Axian said VIA Assurance began operations in Madagascar on Wednesday, Jan. 28, after receiving regulatory approval to sell both life and non life products. The insurer sits inside Axian Financial Services, the group’s finance arm, as the conglomerate looks for growth beyond its core telecommunications business.

Hiridjee has positioned Axian as a pan African operator spanning telecom, energy, real estate and finance, with thousands of employees across multiple countries. The insurance push fits a broader strategy of building everyday consumer services that can scale, especially in markets where formal financial protection is still seen as complicated or expensive.

VIA Assurance is pitching what it calls a simpler customer experience, with clearer coverage terms and an emphasis on speed, according to company statements and product descriptions. The company says it wants to make insurance feel practical, built around common risks faced by individuals, professionals and institutions.

The early product range is designed to cover both personal and business needs, including protection tied to property, liabilities and professional activity, along with travel related coverage. VIA also promotes support during major life moments and faster response when policyholders need help, themes that have become common selling points across Africa’s growing insurance sector.

Pascal Plaziat, VIA’s general manager, said the goal is to build trust by showing customers the day to day value of insurance. Deputy general manager Christelle Andriantavy said the offerings were designed from local realities, with an emphasis on usability and transparency rather than dense fine print.

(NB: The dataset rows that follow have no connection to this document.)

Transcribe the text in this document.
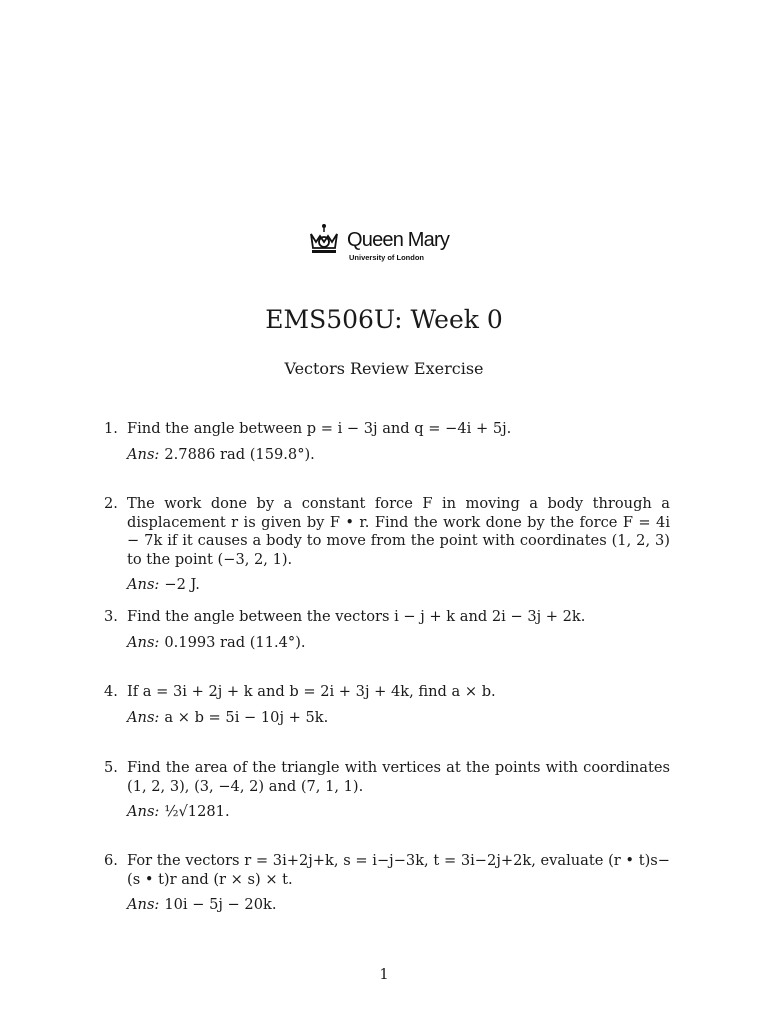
Queen Mary
University of London
EMS506U: Week 0
Vectors Review Exercise
1. Find the angle between p = i − 3j and q = −4i + 5j.
Ans: 2.7886 rad (159.8°).
2. The work done by a constant force F in moving a body through a displacement r is given by F • r. Find the work done by the force F = 4i − 7k if it causes a body to move from the point with coordinates (1, 2, 3) to the point (−3, 2, 1).
Ans: −2 J.
3. Find the angle between the vectors i − j + k and 2i − 3j + 2k.
Ans: 0.1993 rad (11.4°).
4. If a = 3i + 2j + k and b = 2i + 3j + 4k, find a × b.
Ans: a × b = 5i − 10j + 5k.
5. Find the area of the triangle with vertices at the points with coordinates (1, 2, 3), (3, −4, 2) and (7, 1, 1).
Ans: ½√1281.
6. For the vectors r = 3i+2j+k, s = i−j−3k, t = 3i−2j+2k, evaluate (r • t)s−(s • t)r and (r × s) × t.
Ans: 10i − 5j − 20k.
1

Industry watchers in Madagascar say the challenge is not only product design but perception. Insurance penetration is widely viewed as low, and many consumers prefer informal coping mechanisms when crisis hits. Axian’s bet is that better service, modern distribution and recognizable branding can help turn curiosity into recurring premiums.

The timing also matters. Across the continent, large telecom groups have been leaning into finance, using their customer reach to expand mobile money, credit and now insurance. Axian has been part of that shift, and Hiridjee has argued publicly that inclusive financial tools can unlock growth when they match how people actually live and earn.

Axian has described the Madagascar launch as a starting point for a wider insurance buildout, signaling ambitions beyond its home market. Hiridjee now faces the practical test: proving that a new insurer can pay claims quickly, price risk responsibly, and still grow in a country where many people have never held a policy at all.